Harrison M S
J Laryngol Otol. 1976 Jun;90(6):561-70. doi: 10.1017/s0022215100082451.
The abnormal movements of the facial muscles are classified and the diagnosis and treatment considered in light of 22 cases of hemifacial spasm. Forms of treatment which give only temporary cessation of spasm and require complex and unpleasant treatment to be oft repeated are seldom tolerated for long by the patient. Permanent cure of spasm can only be obtained when the facial nerve or its branch to the muscle is permanently divided or the muscle itself excised. Neurotomy as practised by German (1942) and Scoville (1955) has not been found satisfactory in the present series. Neuro-anastomosis at different sites in the course of the 7th nerve is discussed and shown to be of value in patients with severe widespread spasm and in those in which the spasm is more localised. This method results in only temporary palsy of the facial muscles, the duration of the palsy depending on the site of the division of the facial nerve.

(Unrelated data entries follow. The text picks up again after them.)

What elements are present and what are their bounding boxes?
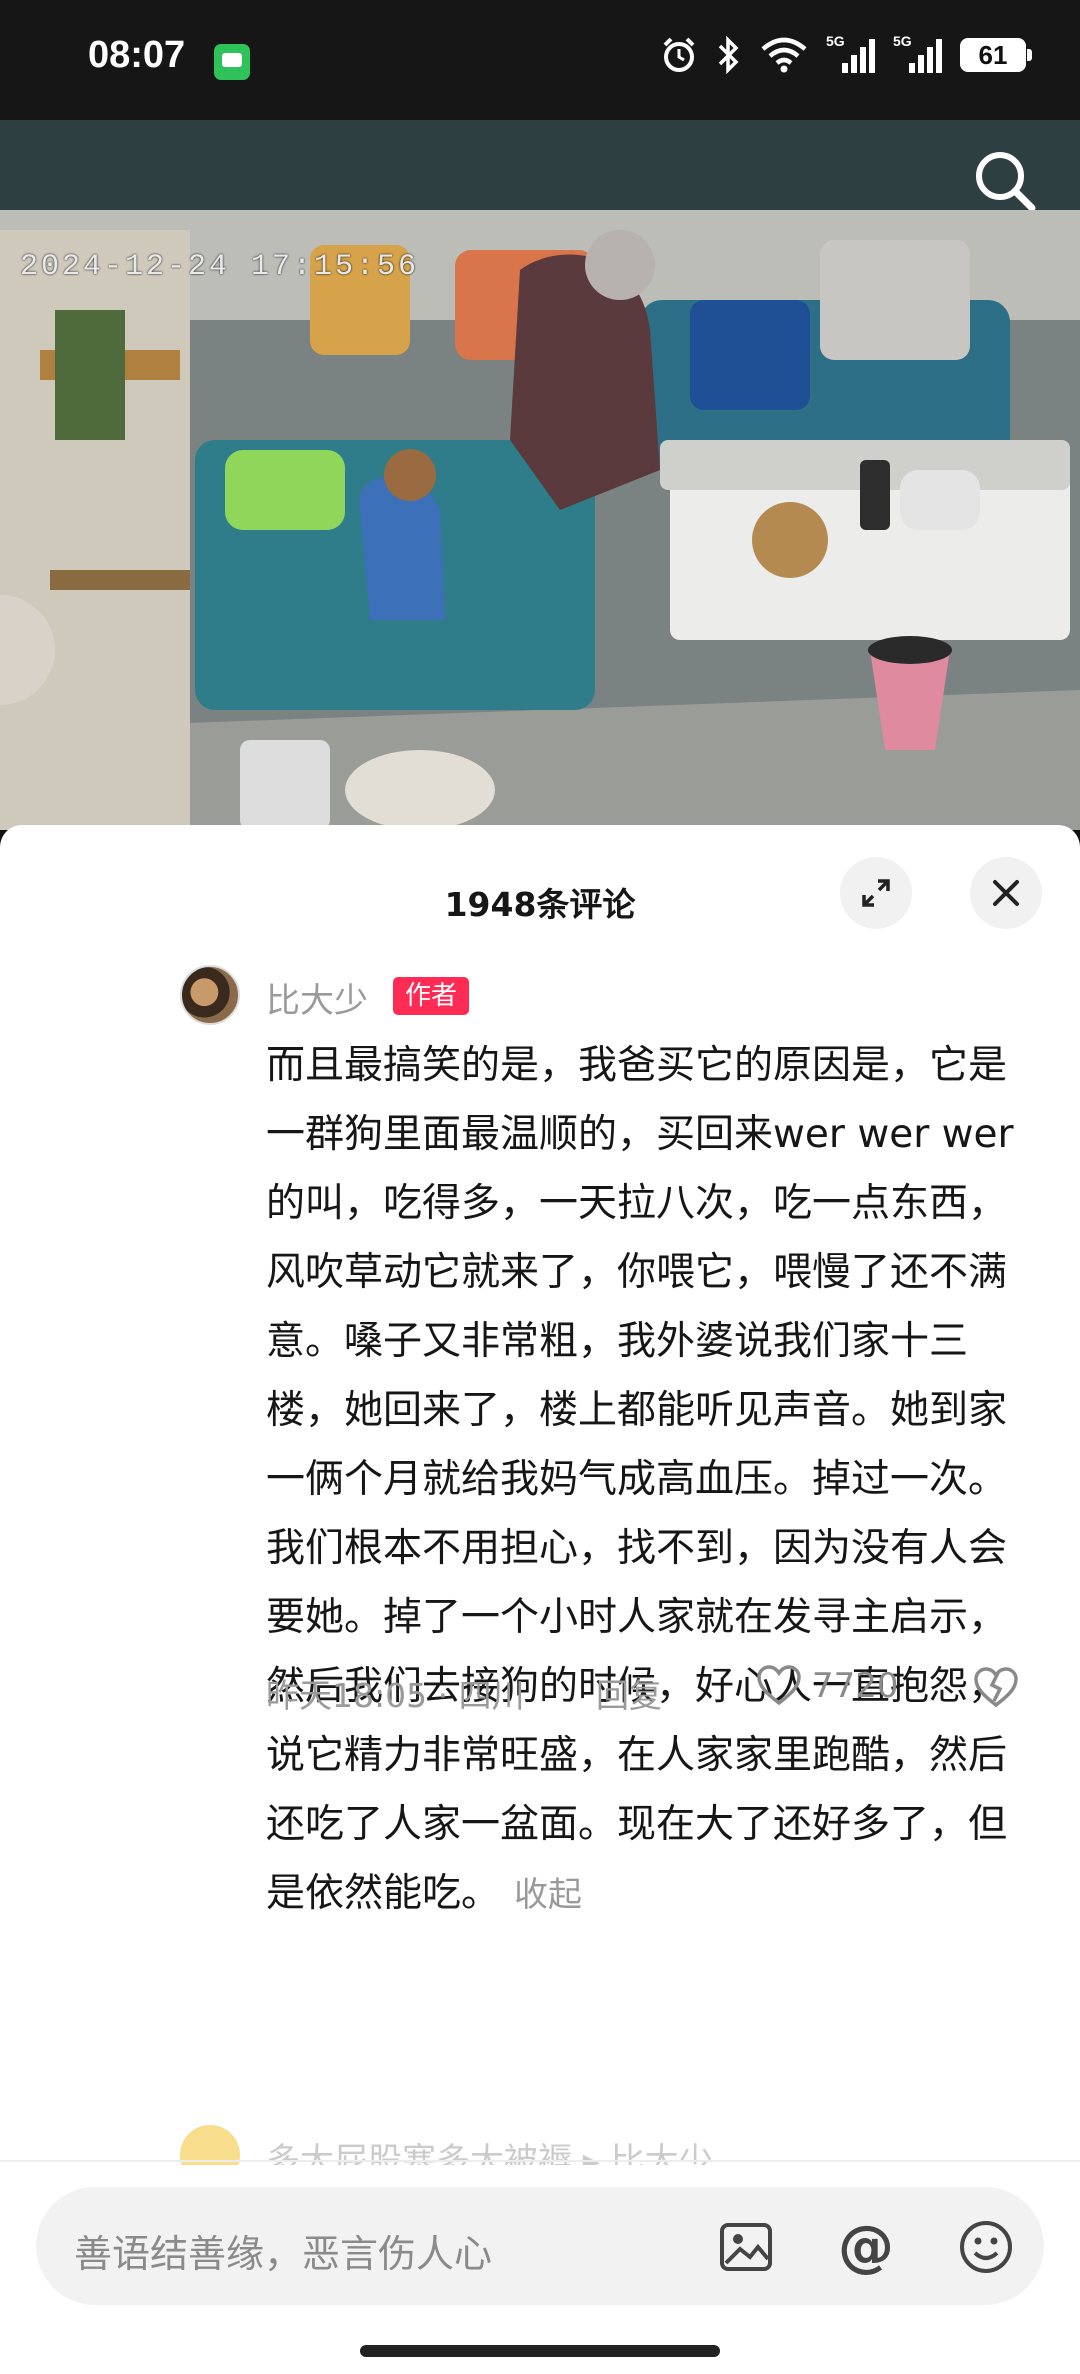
collapse-link[interactable]: 收起 — [514, 1875, 582, 1915]
author-badge: 作者 — [393, 977, 470, 1015]
comment-meta: 昨天18:05 · 四川 回复 7720 — [266, 1665, 1036, 1715]
status-bar: 08:07 5G 5G 61 — [0, 0, 1080, 120]
home-indicator[interactable] — [360, 2345, 720, 2357]
close-button[interactable] — [970, 857, 1042, 929]
message-app-icon — [214, 44, 250, 80]
avatar[interactable] — [180, 965, 240, 1025]
network-type-label: 5G — [893, 33, 912, 49]
comment-text: 而且最搞笑的是，我爸买它的原因是，它是一群狗里面最温顺的，买回来wer wer … — [266, 1031, 1032, 1930]
video-frame — [0, 210, 1080, 830]
like-count: 7720 — [812, 1666, 899, 1706]
image-icon[interactable] — [716, 2217, 776, 2277]
top-bar — [0, 120, 1080, 212]
reply-button[interactable]: 回复 — [596, 1669, 662, 1717]
comment-time-location: 昨天18:05 · 四川 — [266, 1676, 525, 1715]
wifi-icon — [761, 37, 807, 73]
status-time: 08:07 — [88, 34, 186, 76]
signal-icon: 5G — [893, 33, 942, 73]
comments-panel: 1948条评论 比大少 作者 而且最搞笑的是，我爸买它的原因是，它是一群狗里面最… — [0, 825, 1080, 2374]
signal-icon: 5G — [826, 33, 875, 73]
expand-icon — [862, 879, 890, 907]
comment-input[interactable]: 善语结善缘，恶言伤人心 @ — [36, 2187, 1044, 2305]
status-icons: 5G 5G 61 — [660, 33, 1032, 74]
like-button[interactable]: 7720 — [756, 1665, 899, 1707]
expand-button[interactable] — [840, 857, 912, 929]
alarm-icon — [663, 37, 695, 72]
divider — [0, 2160, 1080, 2162]
network-type-label: 5G — [826, 33, 845, 49]
avatar — [180, 2125, 240, 2165]
battery-icon: 61 — [960, 38, 1032, 72]
comment-body: 而且最搞笑的是，我爸买它的原因是，它是一群狗里面最温顺的，买回来wer wer … — [266, 1043, 1014, 1916]
video-timestamp: 2024-12-24 17:15:56 — [20, 250, 420, 284]
mention-icon[interactable]: @ — [836, 2217, 896, 2277]
dislike-icon[interactable] — [972, 1665, 1020, 1711]
bluetooth-icon — [718, 36, 739, 74]
video-player[interactable]: 2024-12-24 17:15:56 — [0, 210, 1080, 830]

根据22例面肌痉挛病例,对面部肌肉的异常运动进行了分类,并对诊断和治疗进行了探讨。仅能暂时停止痉挛且需要复杂且令人不适的治疗且需经常重复的治疗方式,患者很少能长期耐受。只有当面神经或其支配肌肉的分支被永久性切断或肌肉本身被切除时,才能实现痉挛的永久性治愈。德国的(1942年)和斯科维尔(1955年)所施行的神经切断术在本系列病例中未被证明令人满意。本文讨论了在面神经走行不同部位进行神经吻合术,并表明该方法对严重广泛痉挛患者以及痉挛更局限的患者具有价值。该方法只会导致面部肌肉暂时麻痹,麻痹持续时间取决于面神经切断的部位。